Auf den Verfahrensgang nach diesem Übereinkommen hat der Oberste Gerichtshof bereits in 1 Ob 145/03k und 8 Ob 140/03a (vgl Rudolf, Das Haager Übereinkommen über die internationale Adoption, ZfRV 2001, 183 ff) hingewiesen: Gemäß Art 14 des Übereinkommens haben sich Personen mit gewöhnlichem Aufenthalt in einem Vertragsstaat, die ein Kind mit gewöhnlichem Aufenthalt in einem anderen Vertragsstaat adoptieren möchten, an die Zentrale Behörde im Staat ihres gewöhnlichen Aufenthaltes zu wenden. Diese Behörde hat gemäß Art 15 die Eignung der Antragsteller für eine Adoption zu prüfen und einen Bericht an die Zentrale Behörde des Heimatstaates zu übermitteln, die ihrerseits gemäß Art 16 alle für die Sicherstellung des Wohles des Kindes erforderlichen Überprüfungen durchzuführen hat. Gemäß Art 4 und 5 des Übereinkommens können Adoptionen nur dann durchgeführt werden, wenn die Behörden des Heimatstaates und des Aufnahmestaates diese Erhebungen vorgenommen haben.

Hievon ausgehend, ist dem Rekursgericht zuzustimmen, dass die behördlichen Erhebungen vor Abschluss des Adoptionsverfahrens erfolgreich beendet sein müssen, dh vor einer gerichtlichen Adoptionsbewilligung müssen die Berichte der Zentralen Behörden gemäß Art 15 f des Übereinkommens vorliegen. Für die an anderer Stelle geäußerte Ansicht des Rekursgerichtes, diese Erhebungen müssten schon vor Abschluss des Adoptionsvertrages beendet sein, findet sich hingegen im Übereinkommen - das von der "Durchführung" der Adoption spricht - keine ausreichende Grundlage.

Im vorliegenden Fall hat das Erstgericht den Antragstellern zur Vorlage der nach dem Übereinkommen notwendigen Unterlagen (Stellungnahmen) eine Frist von zwei Monaten gesetzt. Die Antragsteller haben in der Folge eine Fristverlängerung um weitere zwei Monate beantragt, weil das philippinische Amt, an das sie sich nach dem Beschluss des Erstgerichtes gewendet hätten, von ihnen erst bestimmte Beweise verlangt habe.
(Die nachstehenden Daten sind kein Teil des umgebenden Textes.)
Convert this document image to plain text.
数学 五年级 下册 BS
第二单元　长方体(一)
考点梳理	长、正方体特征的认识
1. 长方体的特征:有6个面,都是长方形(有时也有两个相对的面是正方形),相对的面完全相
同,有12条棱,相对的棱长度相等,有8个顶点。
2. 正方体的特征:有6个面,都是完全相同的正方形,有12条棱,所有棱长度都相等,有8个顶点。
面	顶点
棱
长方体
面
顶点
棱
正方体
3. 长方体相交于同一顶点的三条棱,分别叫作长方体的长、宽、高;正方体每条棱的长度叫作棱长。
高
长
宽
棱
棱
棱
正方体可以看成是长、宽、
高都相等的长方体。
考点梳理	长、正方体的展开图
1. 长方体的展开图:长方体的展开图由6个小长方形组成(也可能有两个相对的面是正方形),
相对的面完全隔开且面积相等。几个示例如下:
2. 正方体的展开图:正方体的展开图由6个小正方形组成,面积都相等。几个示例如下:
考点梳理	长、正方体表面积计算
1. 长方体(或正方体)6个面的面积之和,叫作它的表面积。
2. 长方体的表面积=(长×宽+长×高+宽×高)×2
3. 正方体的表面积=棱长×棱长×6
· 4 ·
In ihrem Rekurs haben sie (als Neuerung) schließlich vorgebracht, sie hätten "unter einem" auch einen Antrag an die Wiener Landesregierung gestellt.

Nach Art 14 des Übereinkommens hätte dies allerdings der erste Verfahrensschritt sein müssen. Eine unmittelbare Antragstellung bei der Zentralen Behörde des Heimatstaates des Kindes ist nicht vorgesehen (Rudolf aaO bei FN 43). An die Zentrale Behörde des Aufnahmestaates (hier: Wiener Landesregierung) hätten sich die Antragsteller grundsätzlich schon rechtzeitig vor Einleitung des gerichtlichen Verfahrens (sodass die Berichte der Zentralen Behörden bereits vorliegen), spätestens aber innerhalb der vom Erstgericht gewährten Frist wenden müssen. Da dies selbst dann nicht geschehen ist, war das Erstgericht nicht verpflichtet, eine Fristverlängerung zu bewilligen. Es kann dahingestellt bleiben, ob das Erstgericht bei noch gar nicht erfolgter Befassung der Zentralen Behörde des Aufnahmestaates überhaupt eine Verbesserungsfrist einräumen musste.

Somit wurde das in den Art 14 ff des Übereinkommens zwingend vorgeschriebene Verfahren nicht durchgeführt, was die Zurückweisung des Antrages auf gerichtliche Bewilligung der (internatioalen) Adoption nach sich zieht (vgl 8 Ob 140/03a = RIS-Justiz RS0118995).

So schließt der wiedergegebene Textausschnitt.